An historical fiction

The earlier history is vital to understanding why China’s claim to almost the whole sea—as shown by a dotted line on a map which goes close to the coasts of all the other littoral states—is based on an historical fiction which relegates the histories of the non-Han peoples to inferiority or irrelevance.

This is also illustrated by the use of the term “tribute,” implying hegemony, to apply to taxes paid by neighboring states to be allowed to trade in China.
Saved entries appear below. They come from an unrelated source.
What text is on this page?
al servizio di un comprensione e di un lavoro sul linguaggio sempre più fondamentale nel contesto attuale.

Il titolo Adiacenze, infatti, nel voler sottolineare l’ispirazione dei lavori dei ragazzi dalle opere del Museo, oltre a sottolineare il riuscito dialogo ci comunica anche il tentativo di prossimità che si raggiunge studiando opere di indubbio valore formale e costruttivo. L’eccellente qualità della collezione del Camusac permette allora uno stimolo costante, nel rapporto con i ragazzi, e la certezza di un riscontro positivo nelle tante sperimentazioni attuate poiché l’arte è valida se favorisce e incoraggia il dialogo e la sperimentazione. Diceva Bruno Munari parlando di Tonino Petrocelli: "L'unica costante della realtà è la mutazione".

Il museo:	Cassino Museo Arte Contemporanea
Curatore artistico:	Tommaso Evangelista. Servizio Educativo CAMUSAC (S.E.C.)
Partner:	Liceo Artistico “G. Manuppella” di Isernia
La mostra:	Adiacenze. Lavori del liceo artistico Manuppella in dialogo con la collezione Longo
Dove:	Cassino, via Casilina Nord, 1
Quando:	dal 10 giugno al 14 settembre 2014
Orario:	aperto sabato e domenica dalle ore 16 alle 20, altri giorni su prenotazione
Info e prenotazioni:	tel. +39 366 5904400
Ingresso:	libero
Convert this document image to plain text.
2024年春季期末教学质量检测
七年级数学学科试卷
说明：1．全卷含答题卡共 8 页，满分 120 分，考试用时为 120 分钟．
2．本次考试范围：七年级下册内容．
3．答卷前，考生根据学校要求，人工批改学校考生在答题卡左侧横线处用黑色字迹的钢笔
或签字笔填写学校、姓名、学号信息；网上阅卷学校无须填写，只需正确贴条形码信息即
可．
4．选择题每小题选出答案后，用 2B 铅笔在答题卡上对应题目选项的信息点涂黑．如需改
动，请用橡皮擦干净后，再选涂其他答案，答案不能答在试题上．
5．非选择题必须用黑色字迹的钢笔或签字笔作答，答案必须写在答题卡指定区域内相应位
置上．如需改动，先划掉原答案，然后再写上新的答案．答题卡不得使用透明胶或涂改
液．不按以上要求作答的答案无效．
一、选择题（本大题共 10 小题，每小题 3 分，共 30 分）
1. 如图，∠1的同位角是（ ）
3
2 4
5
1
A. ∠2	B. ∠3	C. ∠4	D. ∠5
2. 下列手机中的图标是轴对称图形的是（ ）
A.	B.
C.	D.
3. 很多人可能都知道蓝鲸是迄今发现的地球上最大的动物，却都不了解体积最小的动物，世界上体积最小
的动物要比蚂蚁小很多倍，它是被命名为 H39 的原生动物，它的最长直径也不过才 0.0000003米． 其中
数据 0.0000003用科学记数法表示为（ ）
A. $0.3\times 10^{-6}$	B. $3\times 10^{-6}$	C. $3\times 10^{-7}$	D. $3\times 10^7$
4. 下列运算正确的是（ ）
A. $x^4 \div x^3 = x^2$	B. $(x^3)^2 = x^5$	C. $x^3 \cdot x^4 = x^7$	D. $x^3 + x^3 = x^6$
China’s claim to the Scarborough Shoal also rests partly on an equally feeble pillar—the the Treaty of Paris in 1898, which ended the Spanish-American war and ceded the Philippine Archipelago to the U.S. The shoal is a few miles outside Longitude 116E, defining one limit of Philippine territory, so China asserts it is not part of the Philippines.

It is particularly ironic to find a China which refuses to accept the legitimacy of treaties it once accepted, but now deems “unequal,” falling back on a treaty drawn up by foreign imperialist powers without any reference to the Philippine inhabitants, and consisting of a few straight lines hastily drawn on maps.

Appeals to the Treaty of Paris also look bizarre given that France itself claimed all the Spratly Islands as part of its Vietnamese empire, a claim never countered by the U.S., though some of the islands are much closer to the Philippines than to any other land mass.

All told, it is time to wake up to the fact that the Scarborough Shoal dispute is not a petty one about a rock, but is rather about the history of a crucially important sea and of the peoples who live next to it.

Philip Bowring, former editor of the Far Eastern Economic Review, is a freelance columnist based in Hong Kong. He is a regular contributor to the International Herald Tribune.